The attributes are attached to the nodes as properties, and these are secondary citizens, because they do not contribute to the structure, only to the content. In the trivial cases SQL-based data models based on surrogate keys can be almost mechanically converted to a property graph model. (Given that the data model is reasonably normalized). There is much good reading about this on the internet.
The more mechanical process of moving the data is, for example, described in this blogpost on the Neo4J site that the surrogate keys move over and become indexed entries to the nodes. Another thing to note is there are no null’s in graph databases. Things are simply not there, if they aren’t.
Everything we need to know about the structure and meaning of an Employee is available in this part of the property graph:
Note that in the equivalent SQL representation, the relationships would be represented by way of foreign key constraints on the three related tables. In the graph representation, they are simply relationships with a name.
On the down side: The real world is a bit more complex than simple relationships. Think about all the efforts that have been spent on cramming network structures into SQL tables. Often assuming that they are mostly hierarchical (which they frequently are not) – trying to avoid the nitty-gritty modeling and programming tricks necessary for dealing with networks (directed graphs) in SQL.
Here is an example of the dreaded SQL Common Table Expressions typically used for dealing with trees:
The example above is from IBM DB2 documentation . See also Joe Celko’s authoritative book Trees and Hierarchies in SQL for Smarties, Elsevier 2004.
Many legacy SQL-based data models using surrogate keys can now be seen as predecessors to property graph data models. And migrating them to graph database technology will make them a whole lot easier to deal with. First of all, the peculiar “reverse semantics” of relational (like “foreign keys”) now come in the shape of intuitive directed graphs; having named and more powerful relationships.
Add to that that graph algorithms deal elegantly with the traversal challenges that recursive SQL is struggling with for navigating a real network of data. Take asset management as an example: Portfolios, securities, clients, accounts, currencies, countries derivatives and other contracts, counterparties, brokers, corporate actions etc. etc. is a really complex mesh of interconnected business objects, which can be browsed easily and effectively using graph technology. Check Neo4J’s Cypher language and Apache Tinkerpop’s Gremlin ditto as well as graph browsers like Linkurious, Keylines and Quid for examples of graph browsing technologies.
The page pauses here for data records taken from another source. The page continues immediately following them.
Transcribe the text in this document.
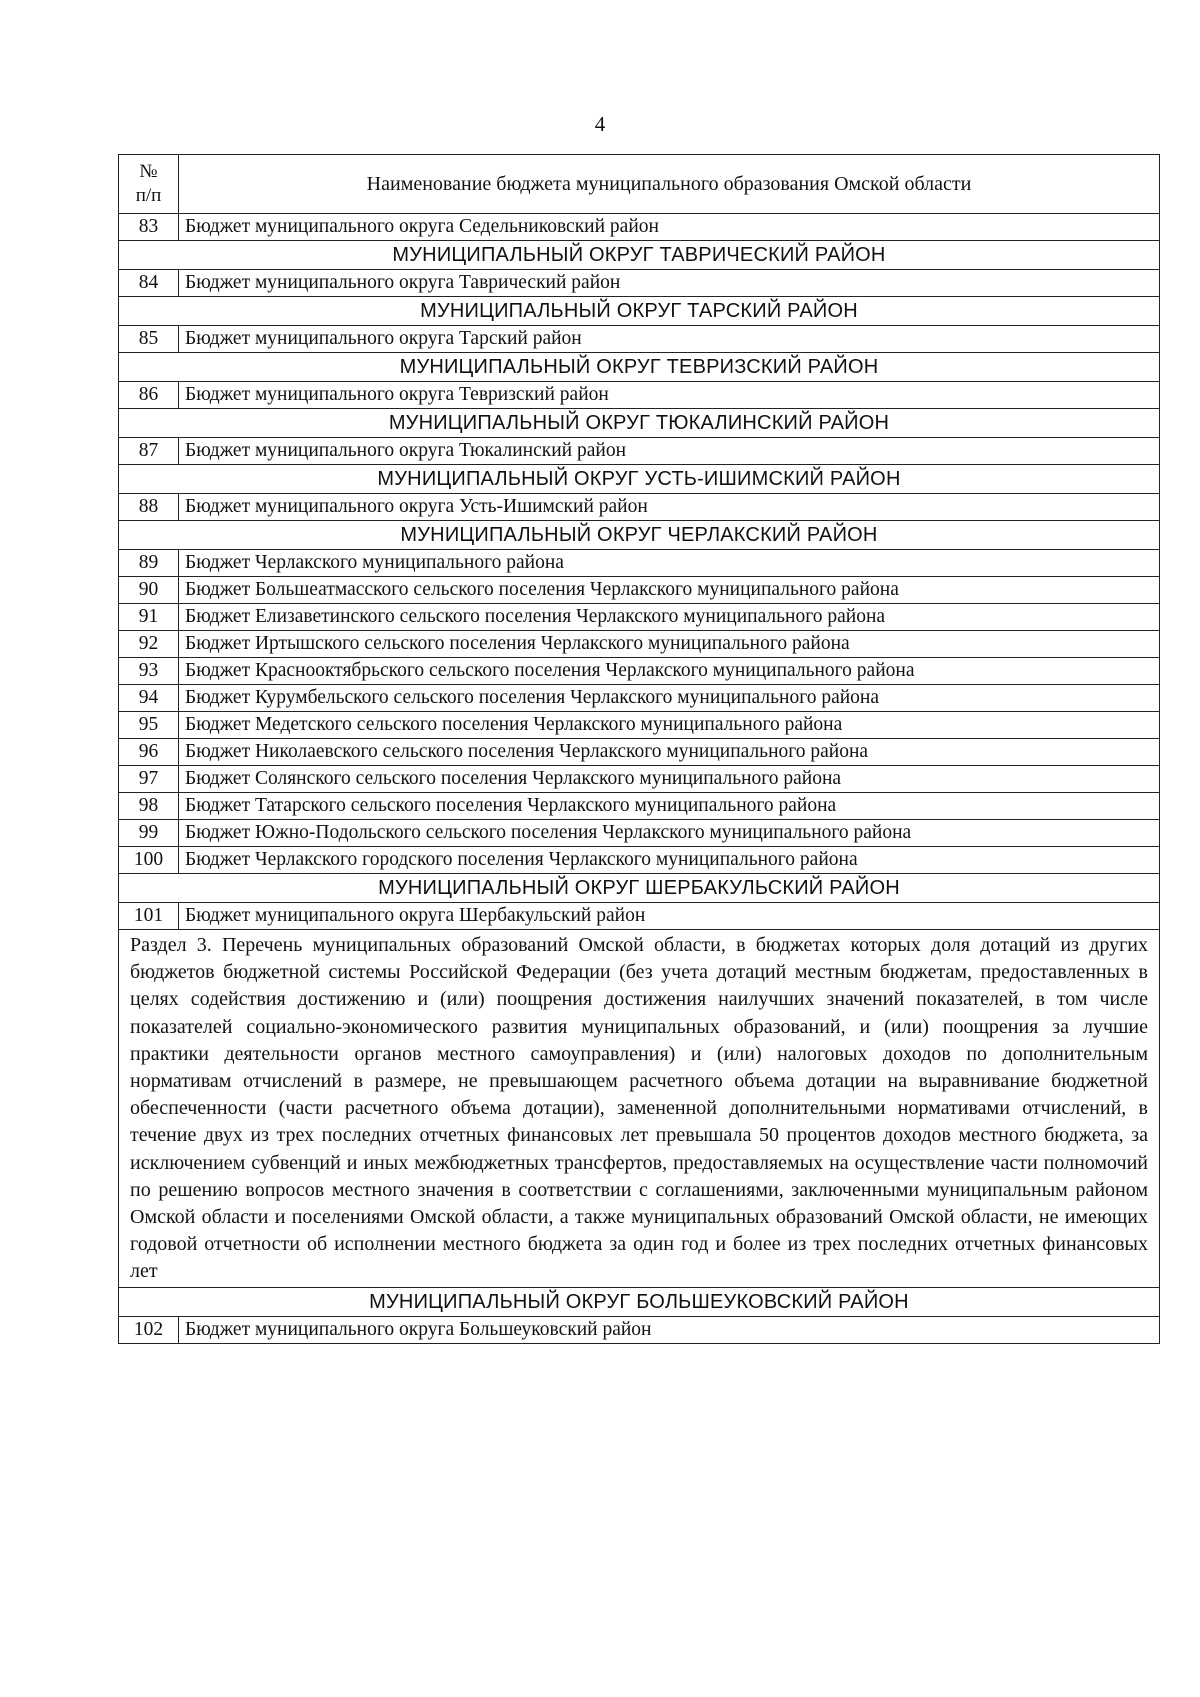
4
№
п/п	Наименование бюджета муниципального образования Омской области
83	Бюджет муниципального округа Седельниковский район
МУНИЦИПАЛЬНЫЙ ОКРУГ ТАВРИЧЕСКИЙ РАЙОН	
84	Бюджет муниципального округа Таврический район
МУНИЦИПАЛЬНЫЙ ОКРУГ ТАРСКИЙ РАЙОН	
85	Бюджет муниципального округа Тарский район
МУНИЦИПАЛЬНЫЙ ОКРУГ ТЕВРИЗСКИЙ РАЙОН	
86	Бюджет муниципального округа Тевризский район
МУНИЦИПАЛЬНЫЙ ОКРУГ ТЮКАЛИНСКИЙ РАЙОН	
87	Бюджет муниципального округа Тюкалинский район
МУНИЦИПАЛЬНЫЙ ОКРУГ УСТЬ-ИШИМСКИЙ РАЙОН	
88	Бюджет муниципального округа Усть-Ишимский район
МУНИЦИПАЛЬНЫЙ ОКРУГ ЧЕРЛАКСКИЙ РАЙОН	
89	Бюджет Черлакского муниципального района
90	Бюджет Большеатмасского сельского поселения Черлакского муниципального района
91	Бюджет Елизаветинского сельского поселения Черлакского муниципального района
92	Бюджет Иртышского сельского поселения Черлакского муниципального района
93	Бюджет Краснооктябрьского сельского поселения Черлакского муниципального района
94	Бюджет Курумбельского сельского поселения Черлакского муниципального района
95	Бюджет Медетского сельского поселения Черлакского муниципального района
96	Бюджет Николаевского сельского поселения Черлакского муниципального района
97	Бюджет Солянского сельского поселения Черлакского муниципального района
98	Бюджет Татарского сельского поселения Черлакского муниципального района
99	Бюджет Южно-Подольского сельского поселения Черлакского муниципального района
100	Бюджет Черлакского городского поселения Черлакского муниципального района
МУНИЦИПАЛЬНЫЙ ОКРУГ ШЕРБАКУЛЬСКИЙ РАЙОН	
101	Бюджет муниципального округа Шербакульский район
Раздел 3. Перечень муниципальных образований Омской области, в бюджетах которых доля дотаций из других бюджетов бюджетной системы Российской Федерации (без учета дотаций местным бюджетам, предоставленных в целях содействия достижению и (или) поощрения достижения наилучших значений показателей, в том числе показателей социально-экономического развития муниципальных образований, и (или) поощрения за лучшие практики деятельности органов местного самоуправления) и (или) налоговых доходов по дополнительным нормативам отчислений в размере, не превышающем расчетного объема дотации на выравнивание бюджетной обеспеченности (части расчетного объема дотации), замененной дополнительными нормативами отчислений, в течение двух из трех последних отчетных финансовых лет превышала 50 процентов доходов местного бюджета, за исключением субвенций и иных межбюджетных трансфертов, предоставляемых на осуществление части полномочий по решению вопросов местного значения в соответствии с соглашениями, заключенными муниципальным районом Омской области и поселениями Омской области, а также муниципальных образований Омской области, не имеющих годовой отчетности об исполнении местного бюджета за один год и более из трех последних отчетных финансовых лет	
МУНИЦИПАЛЬНЫЙ ОКРУГ БОЛЬШЕУКОВСКИЙ РАЙОН	
102	Бюджет муниципального округа Большеуковский район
If graph technology is not on your list of target platforms, other NoSQL technologies such as key/value or long row designs can be implemented with the same level of ease as graph. The surrogate keys may survive as the keys in the physical data model (possibly used for partitioning / sharding).
Graph theory is, like SQL, a data language based on mathematics. Key/value, long rows etc. are not quite that, but rather performance oriented physical models built for ultra-high performance using sharding etc. Neo4J is proposing OpenCypher as a new, standard data language for graph models. Looker is proposing their own LookML as a data language for other NoSQL contexts.
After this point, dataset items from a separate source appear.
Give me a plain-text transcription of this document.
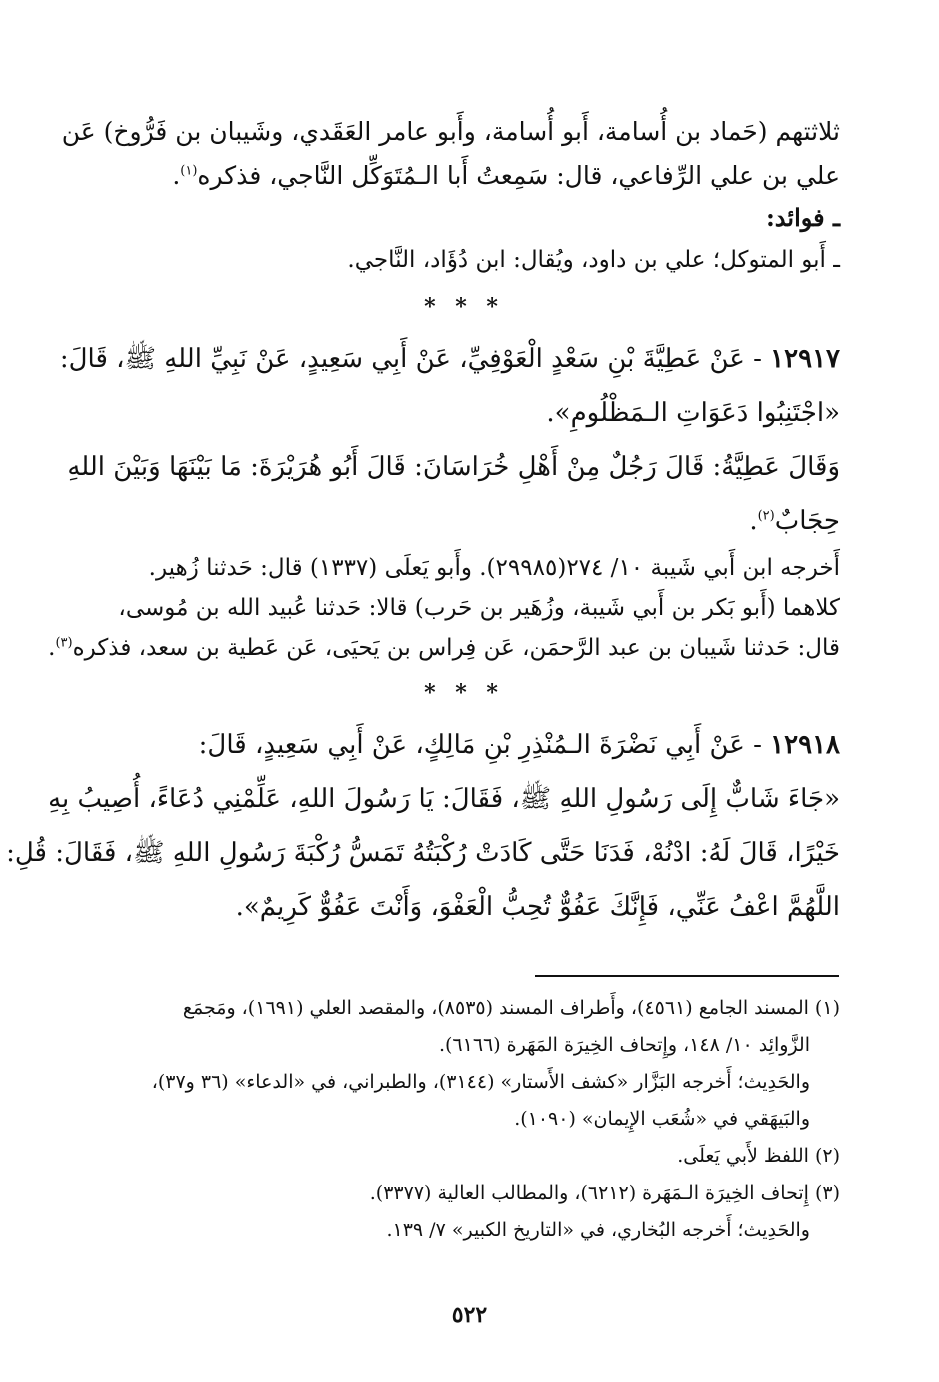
ثلاثتهم (حَماد بن أُسامة، أَبو أُسامة، وأَبو عامر العَقَدي، وشَيبان بن فَرُّوخ) عَن

علي بن علي الرِّفاعي، قال: سَمِعتُ أَبا الـمُتَوَكِّل النَّاجي، فذكره$^{(١)}$.

ـ فوائد:

ـ أَبو المتوكل؛ علي بن داود، ويُقال: ابن دُؤَاد، النَّاجي.

* * *

١٢٩١٧ - عَنْ عَطِيَّةَ بْنِ سَعْدٍ الْعَوْفِيِّ، عَنْ أَبِي سَعِيدٍ، عَنْ نَبِيِّ اللهِ ﷺ، قَالَ:

«اجْتَنِبُوا دَعَوَاتِ الـمَظْلُومِ».

وَقَالَ عَطِيَّةُ: قَالَ رَجُلٌ مِنْ أَهْلِ خُرَاسَانَ: قَالَ أَبُو هُرَيْرَةَ: مَا بَيْنَهَا وَبَيْنَ اللهِ

حِجَابٌ$^{(٢)}$.

أَخرجه ابن أَبي شَيبة ١٠/ ٢٧٤(٢٩٩٨٥). وأَبو يَعلَى (١٣٣٧) قال: حَدثنا زُهير.

كلاهما (أَبو بَكر بن أَبي شَيبة، وزُهَير بن حَرب) قالا: حَدثنا عُبيد الله بن مُوسى،

قال: حَدثنا شَيبان بن عبد الرَّحمَن، عَن فِراس بن يَحيَى، عَن عَطية بن سعد، فذكره$^{(٣)}$.

* * *

١٢٩١٨ - عَنْ أَبِي نَضْرَةَ الـمُنْذِرِ بْنِ مَالِكٍ، عَنْ أَبِي سَعِيدٍ، قَالَ:

«جَاءَ شَابٌّ إِلَى رَسُولِ اللهِ ﷺ، فَقَالَ: يَا رَسُولَ اللهِ، عَلِّمْنِي دُعَاءً، أُصِيبُ بِهِ

خَيْرًا، قَالَ لَهُ: ادْنُهْ، فَدَنَا حَتَّى كَادَتْ رُكْبَتُهُ تَمَسُّ رُكْبَةَ رَسُولِ اللهِ ﷺ، فَقَالَ: قُلِ:

اللَّهُمَّ اعْفُ عَنِّي، فَإِنَّكَ عَفُوٌّ تُحِبُّ الْعَفْوَ، وَأَنْتَ عَفُوٌّ كَرِيمٌ».

(١) المسند الجامع (٤٥٦١)، وأَطراف المسند (٨٥٣٥)، والمقصد العلي (١٦٩١)، ومَجمَع

الزَّوائِد ١٠/ ١٤٨، وإِتحاف الخِيرَة المَهَرة (٦١٦٦).

والحَدِيث؛ أَخرجه البَزَّار «كشف الأَستار» (٣١٤٤)، والطبراني، في «الدعاء» (٣٦ و٣٧)،

والبَيهَقي في «شُعَب الإِيمان» (١٠٩٠).

(٢) اللفظ لأَبي يَعلَى.

(٣) إِتحاف الخِيرَة الـمَهَرة (٦٢١٢)، والمطالب العالية (٣٣٧٧).

والحَدِيث؛ أَخرجه البُخاري، في «التاريخ الكبير» ٧/ ١٣٩.

٥٢٢
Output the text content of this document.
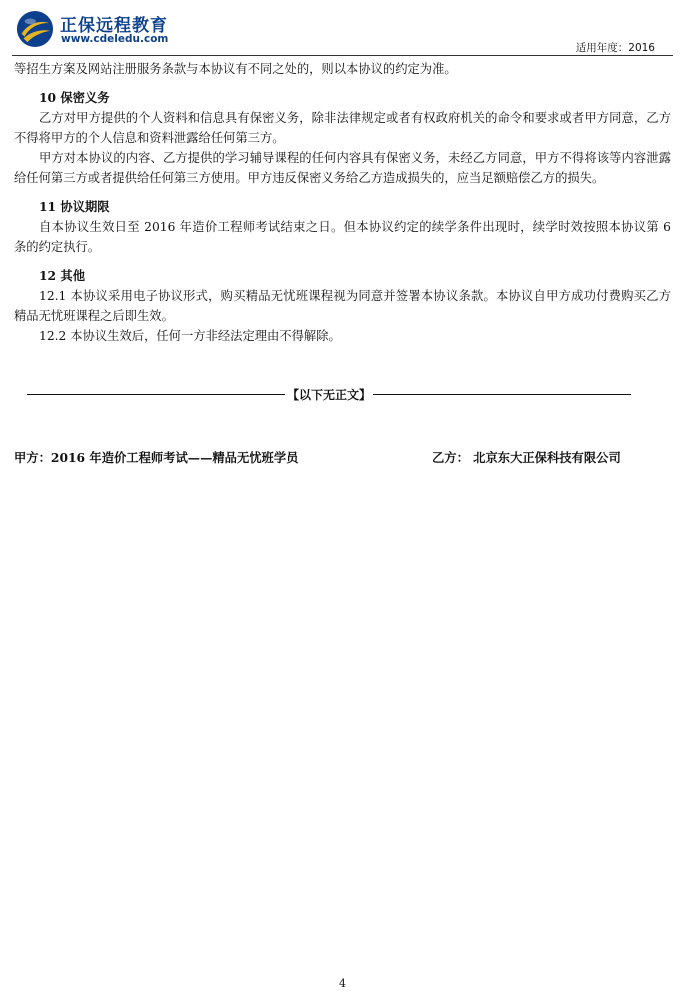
正保远程教育
www.cdeledu.com
适用年度：2016

等招生方案及网站注册服务条款与本协议有不同之处的，则以本协议的约定为准。

10 保密义务

乙方对甲方提供的个人资料和信息具有保密义务，除非法律规定或者有权政府机关的命令和要求或者甲方同意，乙方不得将甲方的个人信息和资料泄露给任何第三方。

甲方对本协议的内容、乙方提供的学习辅导课程的任何内容具有保密义务，未经乙方同意，甲方不得将该等内容泄露给任何第三方或者提供给任何第三方使用。甲方违反保密义务给乙方造成损失的，应当足额赔偿乙方的损失。

11 协议期限

自本协议生效日至 2016 年造价工程师考试结束之日。但本协议约定的续学条件出现时，续学时效按照本协议第 6 条的约定执行。

12 其他

12.1 本协议采用电子协议形式，购买精品无忧班课程视为同意并签署本协议条款。本协议自甲方成功付费购买乙方精品无忧班课程之后即生效。

12.2 本协议生效后，任何一方非经法定理由不得解除。

【以下无正文】
甲方：2016 年造价工程师考试——精品无忧班学员	乙方： 北京东大正保科技有限公司
4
Back to graphs: As you can see from the property graph example above, the normalized data model is preserved in the property graph model and it is consequently “embedded” from the physical level up to the business level, where consistent structure and meaning of context is of utmost importance.
Finally: allow me an “out of the closet” analogy: If you are using surrogate keys you may just as well admit that you are pointing at things; go all the way to full graph data modeling!